Aujourd’hui, les conséquences de ces politiques d’austérité sont connues ; elles sont dramatiques. Elles ont signé l’abandon de toute ambition de politique publique en Europe, pourtant si nécessaire à la réduction des inégalités, comme à la conduite de long terme des indispensables transitions industrielles et écologiques.

Socialement, le bilan est très lourd. Ainsi, quelque 87 millions d’Européens vivent aujourd’hui sous le seuil de pauvreté, et les inégalités explosent.

Politiquement, l’impasse est lourde et, partout, produit des monstres. La bête noire de nationalismes xénophobes resurgit dans toute l’Europe, et l’abstention s’annonce comme la grande gagnante des élections européennes à venir.

Dans l’Europe des années 1930, le philosophe Edmond Husserl le disait déjà : « Le plus grand danger pour l’Europe est la lassitude. » En 2019, il s’agit de la lassitude face aux mécanismes d’austérité, mais aussi face à un avenir sans cesse plus obstrué. Nous ne nous résignons pas à cette dangereuse lassitude.

Nous proposons donc de nous saisir d’une situation exceptionnelle dans l’édifice juridique européen : la caducité avérée du TSCG. La vérité doit être dite aux Français : depuis décembre 2018, soit moins de six mois, la France et les autres États européens ne sont plus liés par les dispositions du TSCG. La règle d’or, le mécanisme de majorité inversée et la soumission des budgets à la Commission ne sauraient plus constituer des obligations juridiques s’imposant aux États membres de la zone euro.

Je veux prouver ce que nous affirmons, car nous savons que les dogmatiques de l’austérité vont s’accrocher à ces politiques pourtant partout rejetées en Europe.

Tout d’abord, le TSCG n’est pas un traité de droit européen et ne l’a jamais été. À l’image du mécanisme européen de stabilité, il constitue un outil de droit international, soumis, par conséquent, aux règles coutumières de ce dernier.

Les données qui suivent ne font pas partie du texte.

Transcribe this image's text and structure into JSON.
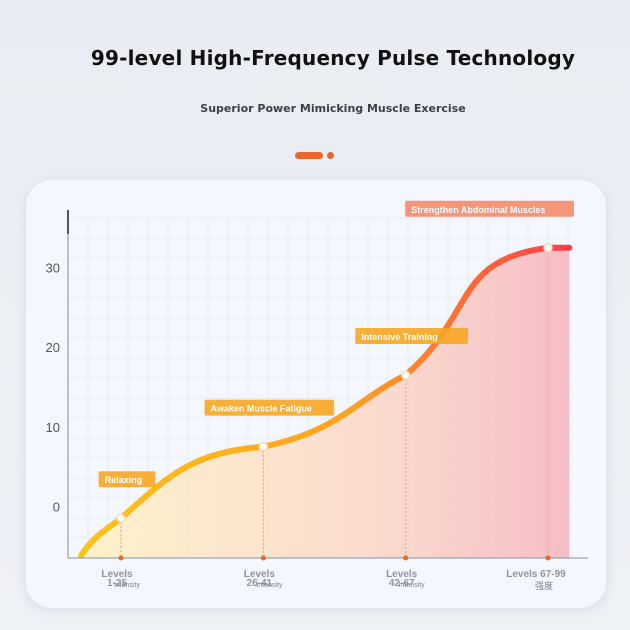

Si le traité sur le fonctionnement de l’Union européenne est, au titre de son article 356, conclu pour une durée illimitée, tel n’est pas le cas du TSCG, traité « temporaire » dont le caractère transitoire découle de son article 16, qui fixe un délai de cinq ans maximum pour sa transposition en droit européen. Or ce délai est épuisé, et il n’y a pas eu de transposition.

Dans la proposition de directive soumise en décembre 2018 par la Commission, le caractère transitoire est rappelé avec clarté : « Les parties contractantes ont exprimé leur volonté d’utiliser cet instrument intergouvernemental comme dispositif temporaire. Cette volonté est reflétée à l’article 16 du TSCG, qui prévoit que, « dans un délai de cinq ans maximum à compter de la date d’entrée en vigueur dudit traité, les mesures nécessaires sont prises afin d’intégrer le contenu du traité dans le cadre juridique de l’Union européenne. »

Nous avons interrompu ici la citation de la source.